Ted’s Collision (537 College St.) The best bar left on College, a house of refuge amid the dross. Ted’s Collision is a great place to drink, but staff, we have a tip for you: We are smart enough to carry on conversations, and we like the company, so lower the fucking music. It’s too loud and you’re driving people away.
The Tap (517 Bloor W.) With Christmas lights on the ceiling, $3 nachos, and bubble hockey in the back, this is the spot to go for drinks before a show at Lee’s. Rumor has it the dude from the Pursuit of Happiness owns it, income to add to his CANCON-secured infamy.

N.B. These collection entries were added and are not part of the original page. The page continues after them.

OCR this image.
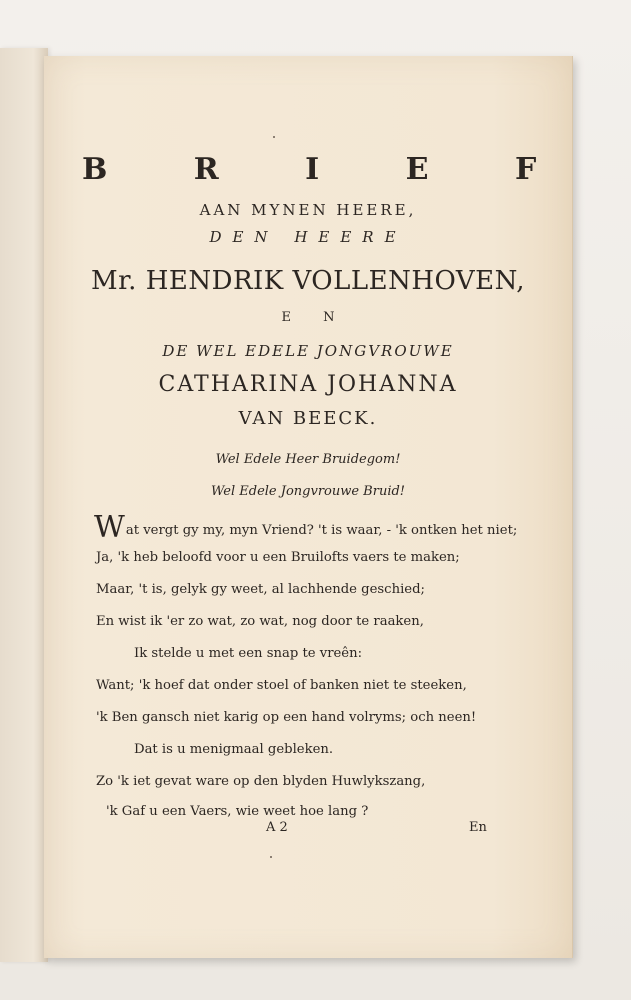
B R I E F
AAN MYNEN HEERE,
DEN HEERE
Mr. HENDRIK VOLLENHOVEN,
E N
DE WEL EDELE JONGVROUWE
CATHARINA JOHANNA
VAN BEECK.
Wel Edele Heer Bruidegom!
Wel Edele Jongvrouwe Bruid!
Wat vergt gy my, myn Vriend? 't is waar, - 'k ontken het niet;
Ja, 'k heb beloofd voor u een Bruilofts vaers te maken;
Maar, 't is, gelyk gy weet, al lachhende geschied;
En wist ik 'er zo wat, zo wat, nog door te raaken,
Ik stelde u met een snap te vreên:
Want; 'k hoef dat onder stoel of banken niet te steeken,
'k Ben gansch niet karig op een hand volryms; och neen!
Dat is u menigmaal gebleken.
Zo 'k iet gevat ware op den blyden Huwlykszang,
'k Gaf u een Vaers, wie weet hoe lang ?
A 2	En
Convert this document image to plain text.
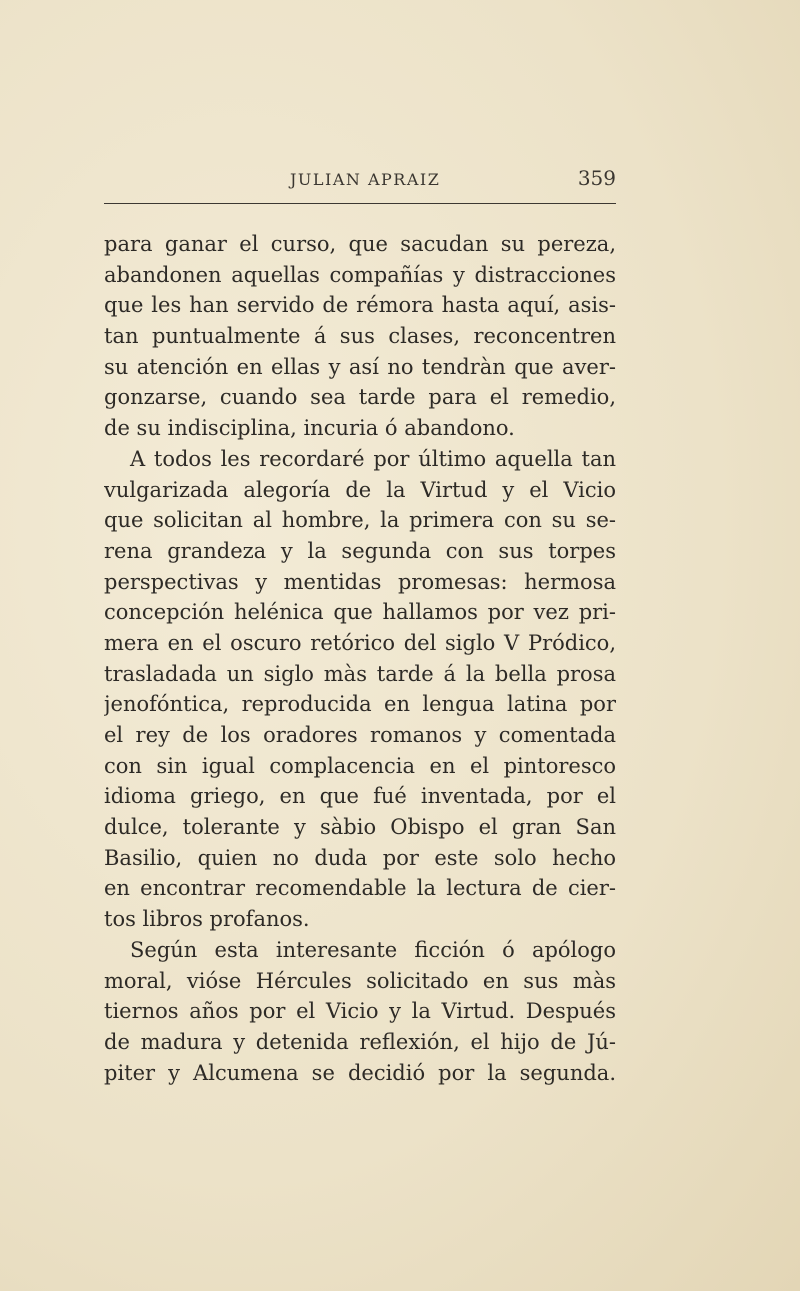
JULIAN APRAIZ	359
para ganar el curso, que sacudan su pereza,
abandonen aquellas compañías y distracciones
que les han servido de rémora hasta aquí, asis-
tan puntualmente á sus clases, reconcentren
su atención en ellas y así no tendràn que aver-
gonzarse, cuando sea tarde para el remedio,
de su indisciplina, incuria ó abandono.
A todos les recordaré por último aquella tan
vulgarizada alegoría de la Virtud y el Vicio
que solicitan al hombre, la primera con su se-
rena grandeza y la segunda con sus torpes
perspectivas y mentidas promesas: hermosa
concepción helénica que hallamos por vez pri-
mera en el oscuro retórico del siglo V Pródico,
trasladada un siglo màs tarde á la bella prosa
jenofóntica, reproducida en lengua latina por
el rey de los oradores romanos y comentada
con sin igual complacencia en el pintoresco
idioma griego, en que fué inventada, por el
dulce, tolerante y sàbio Obispo el gran San
Basilio, quien no duda por este solo hecho
en encontrar recomendable la lectura de cier-
tos libros profanos.
Según esta interesante ficción ó apólogo
moral, vióse Hércules solicitado en sus màs
tiernos años por el Vicio y la Virtud. Después
de madura y detenida reflexión, el hijo de Jú-
piter y Alcumena se decidió por la segunda.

Thymless (355 College St.) One more themed bar: Thymless is a reggae bar (cringe) on College Street that is far enough away from the main strip to be safe from suburban intruders and the mainstream herd and has been embraced by alpha scenesters like Will Munro who throws his NO T.O. nights here once a month. That’s a good night.
The Wheat Sheaf (677 King St. W.) We knew someone who used to work here and hated it so much he told his manager he had developed an acute allergy to wheat and would have to quit. A great selection of beer but who orders fancy beer?
Wide Open (139 Spadina Ave.) Wide Open has drink specials pretty much every night including a $2.50 martini night that makes no sense at all. Don’t they lose money pouring 3 ounces of booze for $2.50?